Biochemistry, Department of


First Advisor

Dr. Donald F. Becker

Date of this Version

Winter 12-2021


Before ProQuest publication:

Mao, Y. (2021). CHARACTERIZATION OF THE MULTIFUNCTIONAL ENZYME PROLINE UTILIZATION A [Unpublished Doctoral dissertation]. University of Nebraska-Lincoln.


A DISSERTATION Presented to the Faculty of The Graduate College at the University of Nebraska In Partial Fulfillment of Requirements For the Degree of Doctor of Philosophy, Major: Biochemistry (Molecular Mechanism of Disease), Under the Supervision of Professor Donald F. Becker. Lincoln, Nebraska: December 2021

Copyright © 2021 Yizi Mao


Proline is a unique and important amino acid. Proline is a proteogenic amino acid and its metabolism is involved in many critical cellular functions. Therefore, proline metabolism is tightly regulated, and dysfunction of proline metabolism is related to human diseases. The first step of proline oxidization to ∆1-pyrroline-5-carboxylic acid (P5C) is catalyzed by proline dehydrogenase (PRODH). P5C is then non-enzymatically hydrolyzed to glutamate-γ-semialdehyde (GSA), which can be further oxidized to glutamate by P5C dehydrogenase (P5CDH/GSALDH). In Gram-negative bacteria, the PRODH and P5CDH enzymes are expressed as one polypeptide called proline utilization A (PutA). In some Gram-negative bacteria an additional ribbon-helix-helix (RHH) domain is at the N-terminus of PutA, thus imparting additional DNA-binding activity.

The PutA RHH domain recognizes putC, which is the intergenic DNA between the genes putP (encodes for a proline transporter) and putA (encodes for PutA). Thus, the trifunctional PutAs regulate their own gene expression and proline transport by sensing cellular proline levels. A linker region connecting the DNA binding domain and the PRODH domain is believed to be important for PutA to switch function from DNA binding to membrane binding.

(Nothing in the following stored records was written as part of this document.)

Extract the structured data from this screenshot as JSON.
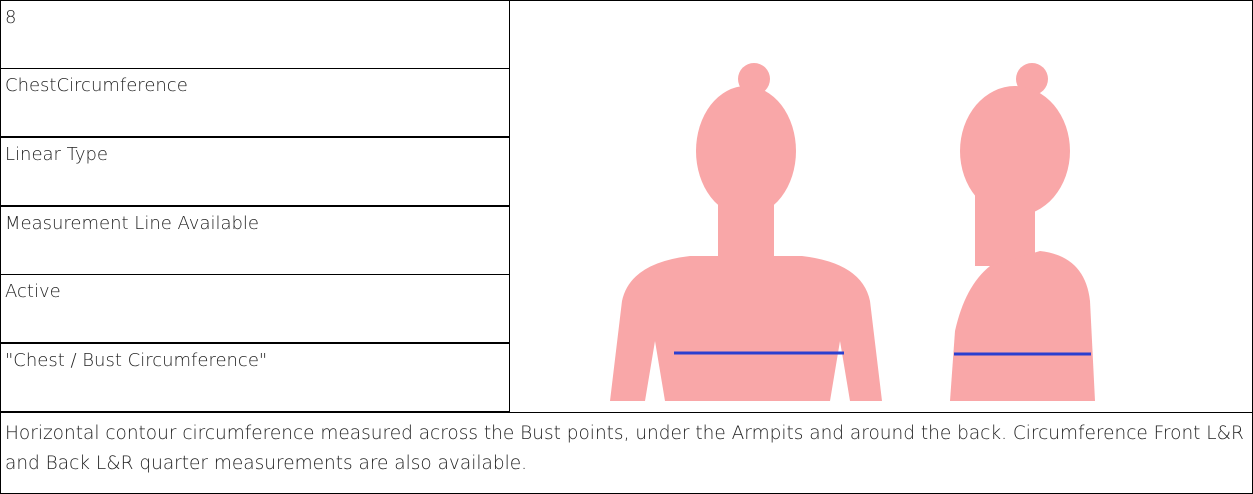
{
  "table": {
    "rows": [
      "8",
      "ChestCircumference",
      "Linear Type",
      "Measurement Line Available",
      "Active",
      "\"Chest / Bust Circumference\""
    ],
    "description": "Horizontal contour circumference measured across the Bust points, under the Armpits and around the back. Circumference Front L&R and Back L&R quarter measurements are also available."
  }
}
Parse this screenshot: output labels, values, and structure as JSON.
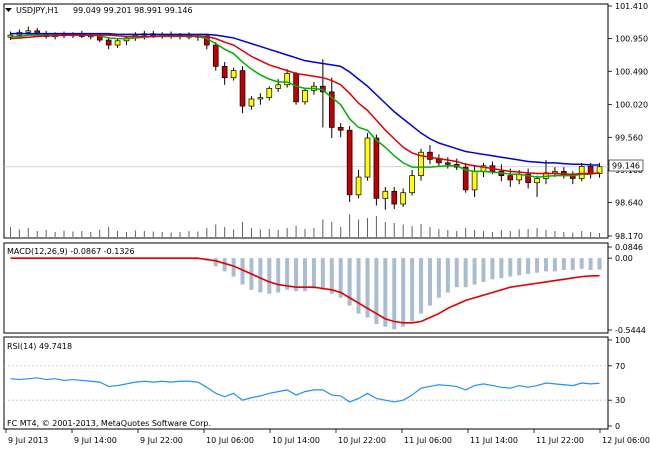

A detailed study of the linker region in PutA from Escherchia coli is presented in Chapter 2.

Two natural thiol-containing proline analogs, the thiazolidine-2-carboxylic acid (T2C) and thiazolidine-4-carboxylic acid (T4C), have been reported to have beneficial and toxic effects in different organisms. In Chapter 3, T2C and T4C are tested as substrates using the bifunctional PutA enzyme from Sinorhizobium meliloti (SmPutA) as model for proline catabolic enzymes. X-ray crystal structures of SmPutA in complex with thioproline analogs are available, making SmPutA ideal for enzymatic characterization with thioprolines.

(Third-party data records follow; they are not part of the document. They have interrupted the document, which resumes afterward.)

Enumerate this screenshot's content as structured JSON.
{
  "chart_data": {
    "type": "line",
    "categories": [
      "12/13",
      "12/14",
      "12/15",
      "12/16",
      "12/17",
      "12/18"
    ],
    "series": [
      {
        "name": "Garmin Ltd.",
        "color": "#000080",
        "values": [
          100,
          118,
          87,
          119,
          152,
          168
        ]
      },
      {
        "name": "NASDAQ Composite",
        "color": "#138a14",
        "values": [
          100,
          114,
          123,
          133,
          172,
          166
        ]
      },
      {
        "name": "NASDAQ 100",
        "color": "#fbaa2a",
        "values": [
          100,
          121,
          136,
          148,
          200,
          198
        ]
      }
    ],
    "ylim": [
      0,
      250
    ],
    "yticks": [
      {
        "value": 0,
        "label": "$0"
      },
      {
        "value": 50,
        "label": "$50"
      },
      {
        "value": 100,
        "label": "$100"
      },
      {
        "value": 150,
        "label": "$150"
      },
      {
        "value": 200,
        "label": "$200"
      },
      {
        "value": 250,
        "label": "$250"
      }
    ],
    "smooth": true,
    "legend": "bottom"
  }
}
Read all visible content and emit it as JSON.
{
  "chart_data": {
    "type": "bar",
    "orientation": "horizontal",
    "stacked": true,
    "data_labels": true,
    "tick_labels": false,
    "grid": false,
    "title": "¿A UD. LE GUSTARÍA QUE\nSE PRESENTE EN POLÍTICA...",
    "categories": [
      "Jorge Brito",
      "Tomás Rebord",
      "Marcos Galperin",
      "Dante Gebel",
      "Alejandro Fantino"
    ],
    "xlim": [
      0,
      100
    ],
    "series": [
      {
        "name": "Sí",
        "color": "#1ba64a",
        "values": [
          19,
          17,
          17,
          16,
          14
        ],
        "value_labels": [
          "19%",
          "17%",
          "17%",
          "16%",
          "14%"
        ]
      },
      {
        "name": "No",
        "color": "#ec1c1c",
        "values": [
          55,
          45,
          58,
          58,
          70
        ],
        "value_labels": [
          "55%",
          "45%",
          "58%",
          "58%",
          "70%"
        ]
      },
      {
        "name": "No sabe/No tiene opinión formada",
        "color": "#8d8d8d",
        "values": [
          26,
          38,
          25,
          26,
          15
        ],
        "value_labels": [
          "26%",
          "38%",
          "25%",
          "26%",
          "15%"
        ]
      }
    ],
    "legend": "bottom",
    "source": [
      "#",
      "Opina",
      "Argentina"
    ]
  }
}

The PRODH and P5CDH/GSALDH domains are physically close to each other in bifunctional PutAs, and tunnels have been found connecting both active sites, allowing direct translocation of P5C/GSA from PRODH to P5CDH/GSALDH. Chapter 4 presents kinetic characterization of SmPutA wild-type and site-specific mutants, including a tunnel blocking mutant, and two monofunctional SmPutA mutants that lack either PRODH or P5CDH/GSALDH activity.